Letter to the American Church by Eric Metaxas

Letter to the American Church by Eric Metaxas

Author:Eric Metaxas
Language: eng
Format: epub
Publisher: Salem Books
Published: 2022-09-20T00:00:00+00:00


Chapter Eight The Church Paralyzed

You see that a person is justified by works and not by faith alone.

—JAMES 2:24

In this final section about the error that comes from misunderstanding what true faith is, we come to that verse in which James wrote that we are “justified by our works, and not by faith only.” To Luther, surely this had to be the most nettlesome of all in James’s whole unpleasant epistle. Not because Luther didn’t understand what James was getting at, but because it could easily be misunderstood as meaning precisely the opposite of what Luther with his whole being was trying to say. Luther had so hammered upon the idea of “faith alone” that it had become the battle cry of the Reformation, Sola Fide!

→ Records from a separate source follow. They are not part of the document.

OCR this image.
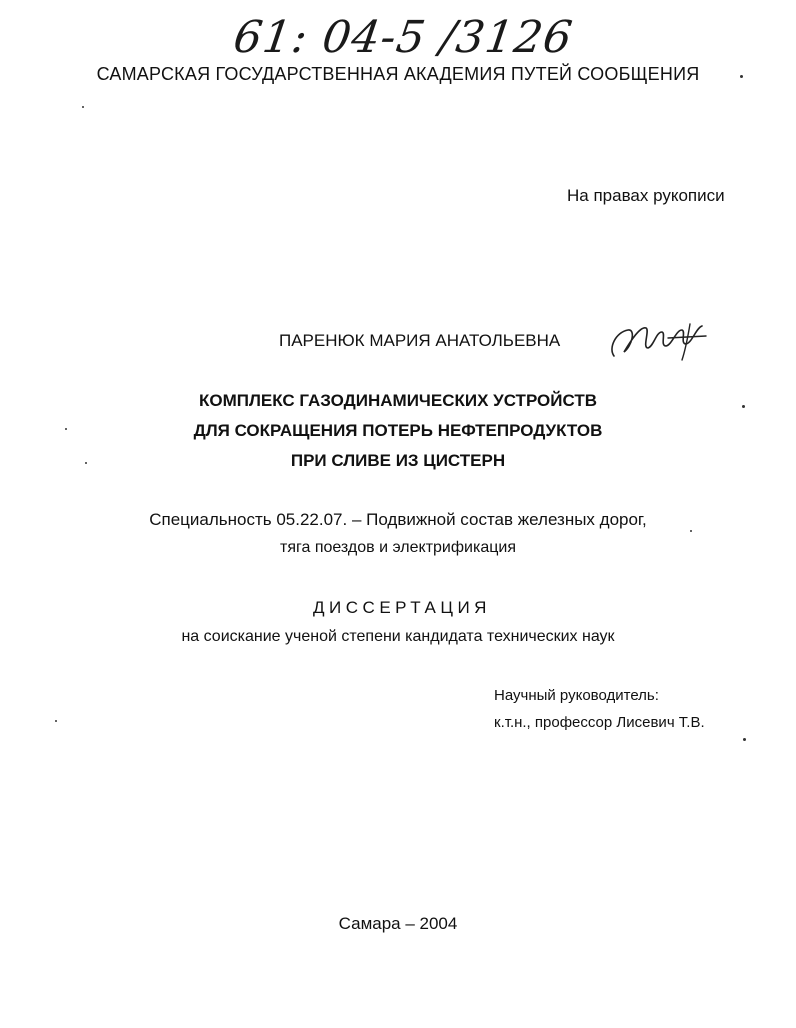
61: 04-5 /3126
САМАРСКАЯ ГОСУДАРСТВЕННАЯ АКАДЕМИЯ ПУТЕЙ СООБЩЕНИЯ
На правах рукописи
ПАРЕНЮК МАРИЯ АНАТОЛЬЕВНА
КОМПЛЕКС ГАЗОДИНАМИЧЕСКИХ УСТРОЙСТВ
ДЛЯ СОКРАЩЕНИЯ ПОТЕРЬ НЕФТЕПРОДУКТОВ
ПРИ СЛИВЕ ИЗ ЦИСТЕРН
Специальность 05.22.07. – Подвижной состав железных дорог,
тяга поездов и электрификация
ДИССЕРТАЦИЯ
на соискание ученой степени кандидата технических наук
Научный руководитель:
к.т.н., профессор Лисевич Т.В.
Самара – 2004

But this unfortunately created the atmosphere against which Bonhoeffer was preaching that Reformation Day in 1932. For even this good idea can be twisted away from God’s purposes and can become an idol.

The phrase “faith alone” had made the Christian faith so simple—and ultimately so thin and one-dimensional—that over time it was easily and blithely assented to by nearly everyone in the German nation, so that Bonhoeffer wrote about it in The Cost of Discipleship. Faith was meant to be expressed by loving God with our whole being, and must not be reduced to an Enlightenment rationalist proposition. As James in his epistle tells us, even the demons “believe” and tremble. So in many ways, it is words that create the problem. We use words like faith and belief, and over time they come to mean something far less vital than they did in the beginning. So we have to revisit these ideas, and restore the Christian faith to its fullness in the minds of the Church.

Living out our Christian faith is less an issue of what we believe than an issue of in whom we trust. After all, the devil and demons “believe” in God and despise Him. So the question is whether our belief in God brings us to trust in Him with our whole being. That’s what it really means to believe in God.

Another way of looking at the question of what we “believe” comes to us from the author Os Guinness, who in his book The Great Quest tells the story of an African Christian discussing the concept of faith in hunting terms. The European idea of “belief” has devolved into an intellectual exercise that may be expressed in the image of a hunter raising his rifle to shoot at a stag from a great distance. But the African way of thinking about faith—which is of course the biblical way of thinking about it—presents us with the much more visceral image of a lion pouncing upon a stag. The lion’s whole being is required in the action; its sinews and muscles and bones are all vitally central to the task. But of course, the hunter from a distance only needs to aim and then move his index finger half an inch.